Dalam ilmu tajwid, Makhorijul huruf menjadi materi dasar yang sangat penting dalam membaca Al-Qur'an. Pasalnya, kesalahan dalam melafalkan huruf hijaiyah dapat menyebabkan perubahan makna atau arti dari ayat yang dibaca.
Pembagian Makhorijul Huruf
Mengacu pada buku Modul Tajwid Al-Qur'an Konten Aplikasi Kampung Mengaji Digital karya Sutarto Hadi, dkk, Makhorijul huruf terbagi ke dalam lima bagian utama, yaitu:
1. Asy-Syafatain
Asy-Syafatain berarti dua bibir, yaitu tempat keluarnya huruf-huruf hijaiyah yang dilafalkan melalui bibir. Makhorijul huruf pada bagian ini mencakup empat huruf, yaitu:
Huruf fa' (ف) dilafalkan dari bagian dalam bibir bawah yang bersentuhan dengan ujung dua gigi seri atas.
Sementara itu, huruf wawu (و), ba' (ب), dan mim (م) keluar dari pertemuan bibir atas dan bawah, dengan posisi bibir terbuka saat melafalkan wawu serta tertutup ketika mengucapkan ba' dan mim.
2. Al-Halq
Al-Halq berarti tenggorokan, yaitu tempat keluarnya bunyi huruf-huruf hijaiyah yang dilafalkan melalui bagian tenggorokan. Makhorijul huruf pada bagian ini terbagi menjadi tiga tingkatan, yaitu:
- Aqshal Halqi (pangkal tenggorokan), meliputi huruf hamzah (ء) dan ha' (هـ).
- Wasthul Halqi (tengah tenggorokan), mencakup huruf ha' (ح) dan 'ain (ع).

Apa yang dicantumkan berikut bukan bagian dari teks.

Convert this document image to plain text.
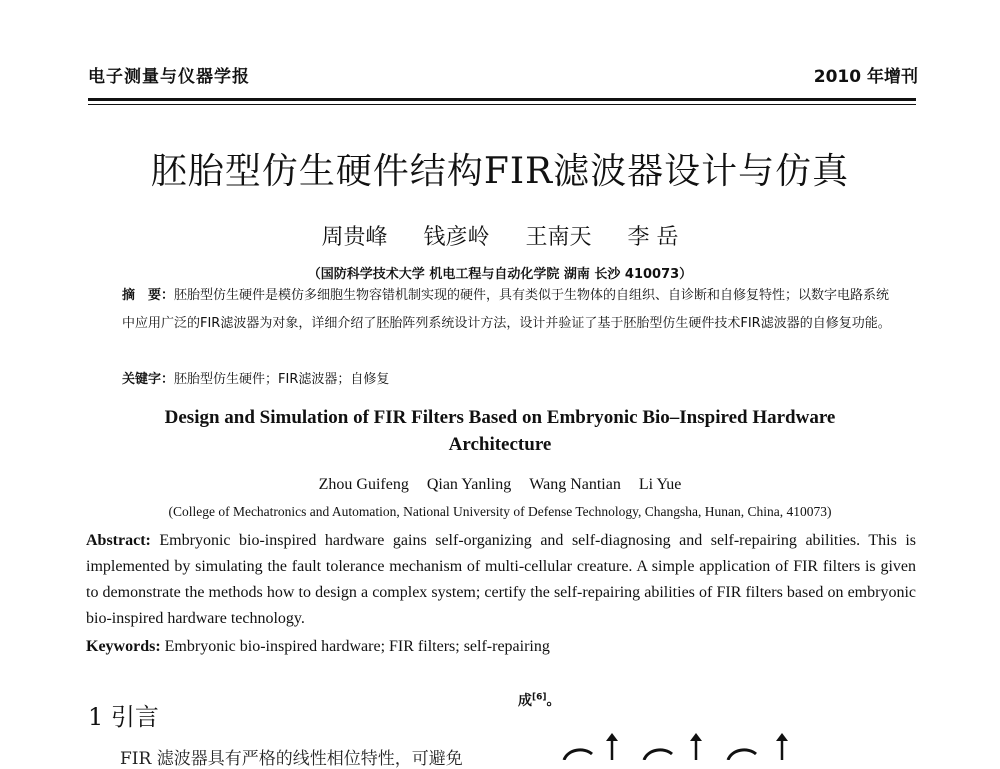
电子测量与仪器学报	2010 年增刊
胚胎型仿生硬件结构FIR滤波器设计与仿真
周贵峰 钱彦岭 王南天 李 岳
（国防科学技术大学 机电工程与自动化学院 湖南 长沙 410073）
摘　要：胚胎型仿生硬件是模仿多细胞生物容错机制实现的硬件，具有类似于生物体的自组织、自诊断和自修复特性；以数字电路系统中应用广泛的FIR滤波器为对象，详细介绍了胚胎阵列系统设计方法，设计并验证了基于胚胎型仿生硬件技术FIR滤波器的自修复功能。
关键字：胚胎型仿生硬件；FIR滤波器；自修复
Design and Simulation of FIR Filters Based on Embryonic Bio–Inspired Hardware Architecture
Zhou Guifeng Qian Yanling Wang Nantian Li Yue
(College of Mechatronics and Automation, National University of Defense Technology, Changsha, Hunan, China, 410073)
Abstract: Embryonic bio-inspired hardware gains self-organizing and self-diagnosing and self-repairing abilities. This is implemented by simulating the fault tolerance mechanism of multi-cellular creature. A simple application of FIR filters is given to demonstrate the methods how to design a complex system; certify the self-repairing abilities of FIR filters based on embryonic bio-inspired hardware technology.
Keywords: Embryonic bio-inspired hardware; FIR filters; self-repairing
1 引言
成[6]。
FIR 滤波器具有严格的线性相位特性，可避免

- Adnal Halqi (ujung tenggorokan), terdiri dari huruf ghain (غ) dan kho' (خ).
3. Al-Jauf
Al-Jauf berarti rongga mulut, yaitu tempat keluarnya huruf-huruf hijaiyah yang dilafalkan melalui rongga mulut. Huruf-huruf yang berasal dari Al-Jauf terdiri atas tiga jenis, yaitu alif (ا), wawu (و), dan ya' (ي).
4. Al-Khaisyum
Al-Khaisyum berarti pangkal hidung, yaitu tempat keluarnya bunyi huruf hijaiyah melalui jalur hidung yang menghasilkan suara dengung (ghunnah). Huruf-huruf yang termasuk dalam Al-Khaisyum adalah huruf ghunnah, yaitu mim dan nun, dengan ketentuan sebagai berikut:
- Nun bertasydid (نّ)
- Mim bertasydid (مّ)
- Nun sukun (نْ) yang dibaca idgham bighunnah, iqlab, dan ikhfa' haqiqi
- Mim sukun (نْ) yang bertemu dengan mim (م) atau ba' (ب)
5. Al-Lisan
Al-Lisan berarti lidah, yaitu tempat keluarnya huruf-huruf hijaiyah yang diucapkan melalui bagian lidah. Makhorijul huruf pada Al-Lisan terbagi menjadi sembilan bagian, yaitu:
- Sisi atau tepi lidah, yaitu huruf dho' (ض). Huruf ini diucapkan dari salah satu sisi lidah (kanan atau kiri) yang bersentuhan dengan geraham dan berdekatan dengan makhraj huruf lam.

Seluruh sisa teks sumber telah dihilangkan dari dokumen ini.